COOLS – you need to choose colours with a blue bias, such as pinks, blues, raspberry reds, greys etc. The brightness of these colours depends on the degree of contrast in your look. Stick to rose pinks if you have little contrast (Cool+Smokey), for example, or wear a bright fuchsia pink if you have a brighter (Cool+Bright) look.
BRIGHTS – you have a high degree of contrast to your look and so will look great wearing contrasting colour combinations (eg pairing a dark colour with a light colour), or by wearing bright colours like bright red, cobalt blue, bright turquoise, bright greens etc. Choose the undertone of your bright colours that suits you best, so a bright orangey red will be best if you have warm skin tone (Bright+Warm), for example, or choose a bright blue-red if you have cool skin tone (Bright+Cool).

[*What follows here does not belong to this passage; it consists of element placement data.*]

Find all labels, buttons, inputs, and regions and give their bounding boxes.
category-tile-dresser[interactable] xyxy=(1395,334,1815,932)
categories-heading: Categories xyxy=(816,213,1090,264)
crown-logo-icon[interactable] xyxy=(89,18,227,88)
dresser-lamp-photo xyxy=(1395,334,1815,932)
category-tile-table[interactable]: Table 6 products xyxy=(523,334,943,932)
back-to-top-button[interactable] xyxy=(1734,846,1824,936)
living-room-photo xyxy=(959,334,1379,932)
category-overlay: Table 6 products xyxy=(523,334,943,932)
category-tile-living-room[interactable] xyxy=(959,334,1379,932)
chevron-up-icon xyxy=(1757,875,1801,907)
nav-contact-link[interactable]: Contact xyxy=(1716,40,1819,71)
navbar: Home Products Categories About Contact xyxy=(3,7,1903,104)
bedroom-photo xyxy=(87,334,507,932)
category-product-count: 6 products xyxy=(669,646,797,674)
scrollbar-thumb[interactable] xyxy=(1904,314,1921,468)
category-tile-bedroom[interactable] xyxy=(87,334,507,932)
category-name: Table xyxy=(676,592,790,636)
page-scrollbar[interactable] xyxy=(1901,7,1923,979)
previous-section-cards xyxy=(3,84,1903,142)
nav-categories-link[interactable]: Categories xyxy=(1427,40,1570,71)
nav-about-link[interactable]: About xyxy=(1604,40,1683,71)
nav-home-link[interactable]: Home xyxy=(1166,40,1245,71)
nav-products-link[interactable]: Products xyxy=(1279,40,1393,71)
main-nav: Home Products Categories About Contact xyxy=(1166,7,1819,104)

SMOKEYS – your mid-depth hair colour and softer features mean that you’ll look great in the mid-depth, subtle, rather than vivid, colours. Things like an airforce blue rather than colbalt blue, jade green rather than bright green, soft reds rather than pillar box reds etc. will all look fabulous. Remember to choose shades to flatter your skin tone – warmer tones if you are Smokey+ Warm and cooler if you are Smokey+Cool.
And here’s the difference it can make – as a Bright+Warm, I look so much better in the last two photographs wearing either the brighter warm Lapis Blue jacket or the dark navy jacket (which creates high contrast with the white blouse).
Your colour fan for just £25
If you know your colouring type and would like to buy a Colour Fan for just £25, just send me a quick email – buy my fan.
The fan is a great tool to help you sort your wardrobe, create colour combinations before putting together your outfits or as a guide for clothes shopping.
Each Colour Fan contains the 36 colours that will suit you best in terms of their depth, hue and clarity. They’re shown here fanned out but closed are a compact 11cm x 4cm x 1.5cm, perfect to slip into your handbag or briefcase.
Ready to enjoy a colour analysis consultation?
Although at the moment I could follow the trend to ‘go online’ and offer online colour analysis consultations, I really don’t believe they are 100% accurate. Photos and computer/phone images can be poor and can easily distort colours. It’s difficult enough to see eye colour and hair colour correctly, but nigh on impossible to see someone’s skin tone correctly. I know my own phone (which has an excellent camera, so the marketing literature says!), makes things look more yellow and bright than they are in reality (… and this isn’t just a settings issue!), So rather than compromise the quality of your colour analysis consultation, my advice would be to wait and pop along for a consultation when we’re out the other side of the Coronavirus situation.
Finally, as I always say, it’s also 100% important to take into account your personality and lifestyle. Your colours need to be an expression of YOU first and foremost.